Encountering Nona Orbach and her world of art therapy has frankly had many ripple effects on me – her love of Kyoto and Japanese culture became a caressing container for me to develop my dance career at that time.
I first met Nona at the bullet train station back from Tokyo when I took the examination of Natori, a title that is given to those who earn a professional name as a Japanese traditional dancer, or Nihon Buyo-ka.
It may sound strange to those ears that are unfamiliar with these types of Japanese customs; by earning the title, the dancers share the same family name which is the same with the name of the school. By becoming Natori, you officially are part of the family, a sort of clan that inherits and teaches their own style and interpretation of the Japanese dance, Nihon Buyo.
At that time, after two years of staying in Okinawa working as a dance therapist, my husband and I were moving to Kyoto.
My husband, Rudolph Kolar, since he first meditated in Aikido class during his college years, has found meditation as his life path ever since. He went to India and even published his book about meditation, The Emptiness is Not Empty. Thanks to him, who learned the meditation technique and its philosophy from masters of the East, I also could delve deep into my exploring cultural roots from a somewhat therapeutic perspective. To me the goal was concrete: healing.
Why do I say “therapeutic”? What is the point in my saying “healing”?
I guess that the therapeutic point of view was a way to achieve integrity in my own confused being in the world. Growing up in a Catholic kindergarten and elementary school, my initial pillar of life philosophy was very Christian, more than I thought, I guess.
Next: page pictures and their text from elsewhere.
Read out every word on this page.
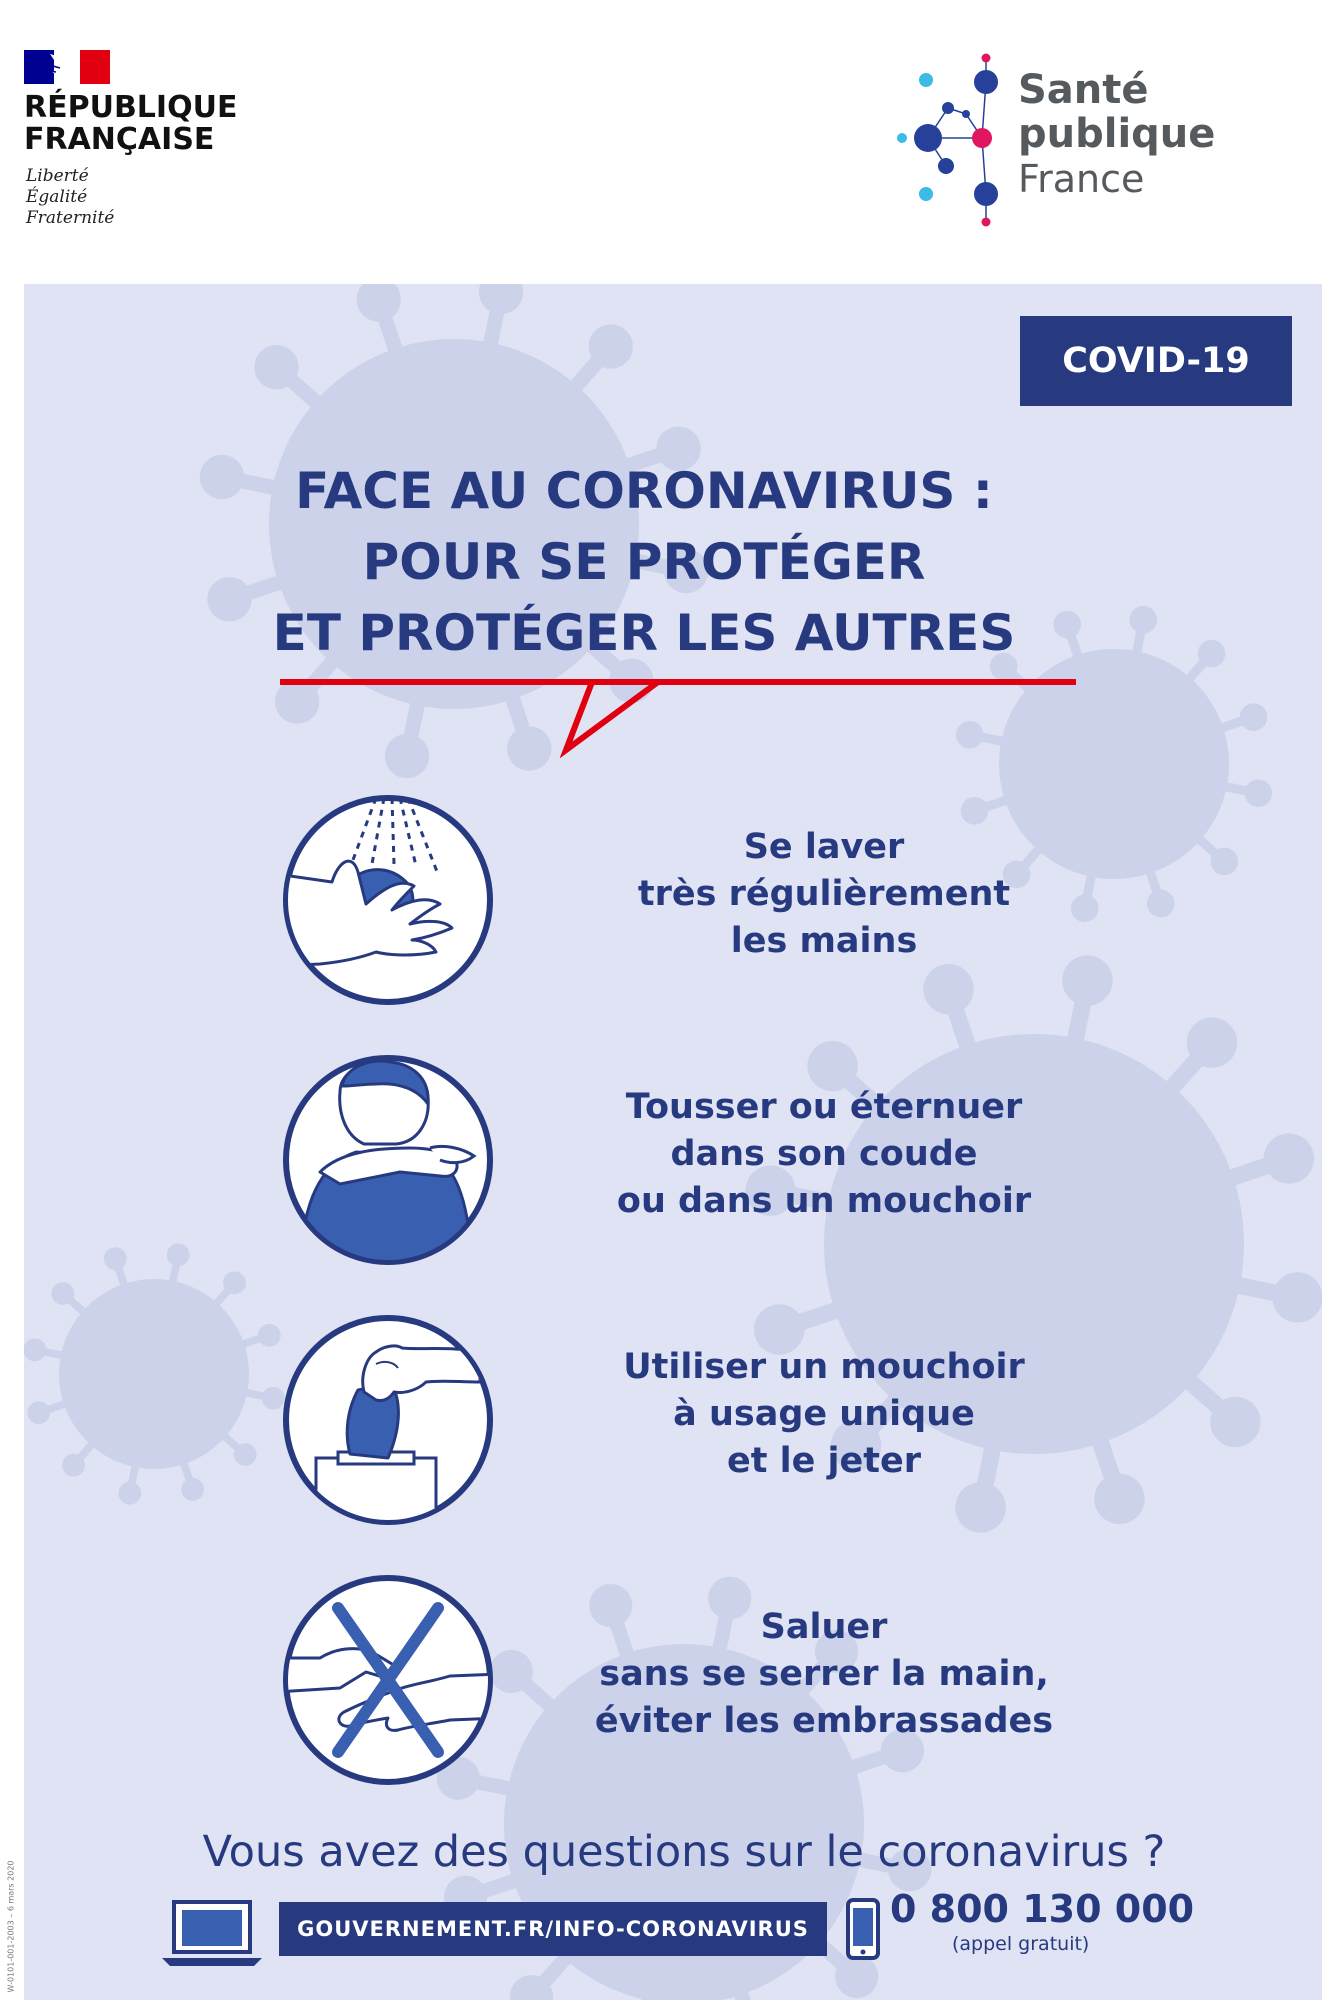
RÉPUBLIQUE
FRANÇAISE
Liberté
Égalité
Fraternité
Santé
publique
France
COVID-19
FACE AU CORONAVIRUS :
POUR SE PROTÉGER
ET PROTÉGER LES AUTRES
Se laver
très régulièrement
les mains
Tousser ou éternuer
dans son coude
ou dans un mouchoir
Utiliser un mouchoir
à usage unique
et le jeter
Saluer
sans se serrer la main,
éviter les embrassades
Vous avez des questions sur le coronavirus ?
GOUVERNEMENT.FR/INFO-CORONAVIRUS	0 800 130 000
(appel gratuit)
W-0101-001-2003 – 6 mars 2020
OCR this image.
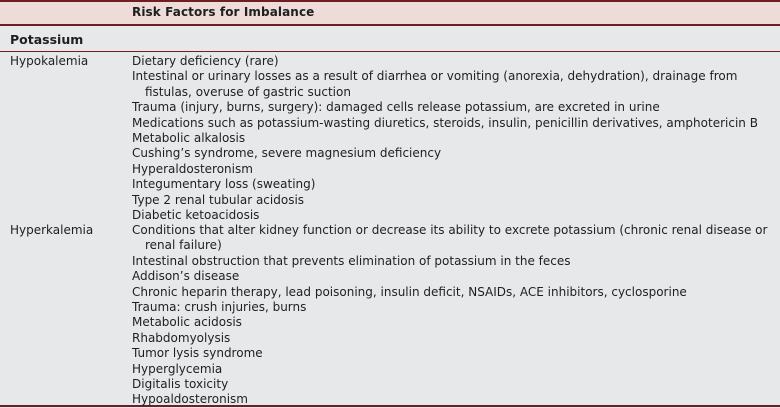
Risk Factors for Imbalance
Potassium
Hypokalemia	Dietary deficiency (rare)
Intestinal or urinary losses as a result of diarrhea or vomiting (anorexia, dehydration), drainage from fistulas, overuse of gastric suction
Trauma (injury, burns, surgery): damaged cells release potassium, are excreted in urine
Medications such as potassium-wasting diuretics, steroids, insulin, penicillin derivatives, amphotericin B
Metabolic alkalosis
Cushing’s syndrome, severe magnesium deficiency
Hyperaldosteronism
Integumentary loss (sweating)
Type 2 renal tubular acidosis
Diabetic ketoacidosis
Hyperkalemia	Conditions that alter kidney function or decrease its ability to excrete potassium (chronic renal disease or renal failure)
Intestinal obstruction that prevents elimination of potassium in the feces
Addison’s disease
Chronic heparin therapy, lead poisoning, insulin deficit, NSAIDs, ACE inhibitors, cyclosporine
Trauma: crush injuries, burns
Metabolic acidosis
Rhabdomyolysis
Tumor lysis syndrome
Hyperglycemia
Digitalis toxicity
Hypoaldosteronism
Encountering Christian philosophy again in Seattle University while I took the graduate course to earn the Master’s degree in Art Leadership was funny and helpful. Later to find a wonderful dancer, choreographer and educator, Anna Halprin, and to learn her method of healing through dance and art was a natural course for me.

Wouldn’t it be the same theme that we cultivated in our hearts when we co-organized an event in a temple in Kyoto several years ago? We put Nona’s photo works of the moon that were shot, reflected in a mirror in Israel, on tatami floors of the same temple. We were to mimic the tradition of moon-viewing reflected on a pond, as described in old Japanese poems. That happened between dances of myself, accompanied by my aunt’s shamisen playing.
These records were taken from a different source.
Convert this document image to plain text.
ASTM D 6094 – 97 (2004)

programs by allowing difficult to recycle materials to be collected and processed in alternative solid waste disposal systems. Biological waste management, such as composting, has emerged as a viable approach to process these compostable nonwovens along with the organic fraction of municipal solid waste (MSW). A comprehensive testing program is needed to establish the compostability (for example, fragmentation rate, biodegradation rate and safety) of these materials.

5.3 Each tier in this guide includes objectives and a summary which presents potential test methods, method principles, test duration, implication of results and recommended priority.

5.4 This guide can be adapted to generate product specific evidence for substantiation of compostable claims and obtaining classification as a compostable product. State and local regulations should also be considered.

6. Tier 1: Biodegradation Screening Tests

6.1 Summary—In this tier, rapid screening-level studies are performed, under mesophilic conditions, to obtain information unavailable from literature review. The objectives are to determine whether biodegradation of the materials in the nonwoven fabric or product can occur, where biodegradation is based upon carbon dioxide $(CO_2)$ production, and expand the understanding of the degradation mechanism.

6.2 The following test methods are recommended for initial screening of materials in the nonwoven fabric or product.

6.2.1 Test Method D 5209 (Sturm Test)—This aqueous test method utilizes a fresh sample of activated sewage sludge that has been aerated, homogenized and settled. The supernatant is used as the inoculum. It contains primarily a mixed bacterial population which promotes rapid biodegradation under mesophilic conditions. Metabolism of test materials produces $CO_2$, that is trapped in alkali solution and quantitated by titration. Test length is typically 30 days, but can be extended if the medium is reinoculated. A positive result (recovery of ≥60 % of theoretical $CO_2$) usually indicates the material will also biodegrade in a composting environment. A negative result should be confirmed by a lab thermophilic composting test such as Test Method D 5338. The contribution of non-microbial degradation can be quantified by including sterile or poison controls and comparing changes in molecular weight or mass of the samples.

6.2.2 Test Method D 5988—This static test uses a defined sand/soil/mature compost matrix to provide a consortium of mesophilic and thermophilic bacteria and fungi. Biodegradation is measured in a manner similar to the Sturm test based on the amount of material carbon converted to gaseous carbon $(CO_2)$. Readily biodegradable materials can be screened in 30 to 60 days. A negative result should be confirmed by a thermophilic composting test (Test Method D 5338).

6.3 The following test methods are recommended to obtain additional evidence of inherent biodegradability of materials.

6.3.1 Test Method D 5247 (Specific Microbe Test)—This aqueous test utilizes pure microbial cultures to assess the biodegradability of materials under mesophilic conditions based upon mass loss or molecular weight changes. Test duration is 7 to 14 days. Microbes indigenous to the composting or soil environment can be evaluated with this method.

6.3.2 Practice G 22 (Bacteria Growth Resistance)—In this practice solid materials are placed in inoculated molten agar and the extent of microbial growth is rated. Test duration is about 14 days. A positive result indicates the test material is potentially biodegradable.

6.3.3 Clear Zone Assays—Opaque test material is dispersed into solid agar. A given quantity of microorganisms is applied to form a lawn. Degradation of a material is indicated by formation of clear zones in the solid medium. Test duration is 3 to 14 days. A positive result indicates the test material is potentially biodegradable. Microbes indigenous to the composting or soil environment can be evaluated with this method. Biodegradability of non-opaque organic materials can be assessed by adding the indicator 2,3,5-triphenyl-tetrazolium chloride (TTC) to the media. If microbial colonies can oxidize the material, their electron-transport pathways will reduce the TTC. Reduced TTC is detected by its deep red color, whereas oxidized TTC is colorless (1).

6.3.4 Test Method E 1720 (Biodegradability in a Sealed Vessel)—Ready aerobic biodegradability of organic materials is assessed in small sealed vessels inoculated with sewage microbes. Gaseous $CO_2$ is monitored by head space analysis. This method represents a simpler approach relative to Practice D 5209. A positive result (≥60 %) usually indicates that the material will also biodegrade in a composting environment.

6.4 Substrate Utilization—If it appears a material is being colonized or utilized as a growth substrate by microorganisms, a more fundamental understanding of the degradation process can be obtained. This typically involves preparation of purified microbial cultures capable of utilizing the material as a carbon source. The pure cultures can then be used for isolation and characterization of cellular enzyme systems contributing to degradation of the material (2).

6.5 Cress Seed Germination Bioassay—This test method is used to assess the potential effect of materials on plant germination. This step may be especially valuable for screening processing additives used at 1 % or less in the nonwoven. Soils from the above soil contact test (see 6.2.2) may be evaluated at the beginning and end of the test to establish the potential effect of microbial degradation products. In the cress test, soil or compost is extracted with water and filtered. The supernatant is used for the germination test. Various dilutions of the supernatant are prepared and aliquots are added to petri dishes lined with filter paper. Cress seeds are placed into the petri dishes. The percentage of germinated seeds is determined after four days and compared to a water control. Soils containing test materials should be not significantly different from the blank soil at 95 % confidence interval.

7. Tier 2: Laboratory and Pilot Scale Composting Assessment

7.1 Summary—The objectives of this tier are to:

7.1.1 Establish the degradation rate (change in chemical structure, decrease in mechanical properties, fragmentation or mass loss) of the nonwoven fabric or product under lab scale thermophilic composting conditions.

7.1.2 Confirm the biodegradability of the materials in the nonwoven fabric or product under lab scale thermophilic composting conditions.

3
Looking back on Nona’s idea to “mirror” the Japanese custom of viewing the moon reflected on water, it really makes sense now as people do not draw Japanese paintings on walls like Western paintings done on canvas. I am aghast to notice that she really mirrored the culture to sit, eat, sleep and think on tatami by replacing the moon on water with the photographed moon, reflected in a mirror in Israel.
Now, as a token of gratitude for my dance career that I retired from a year ago (20 years altogether, to my surprise), my husband and I are living in the northern Kyoto where you can see mountains and the ocean. It is also the house that my grandmother built as a summer house when I was born. She was also a person of Japanese traditional dance.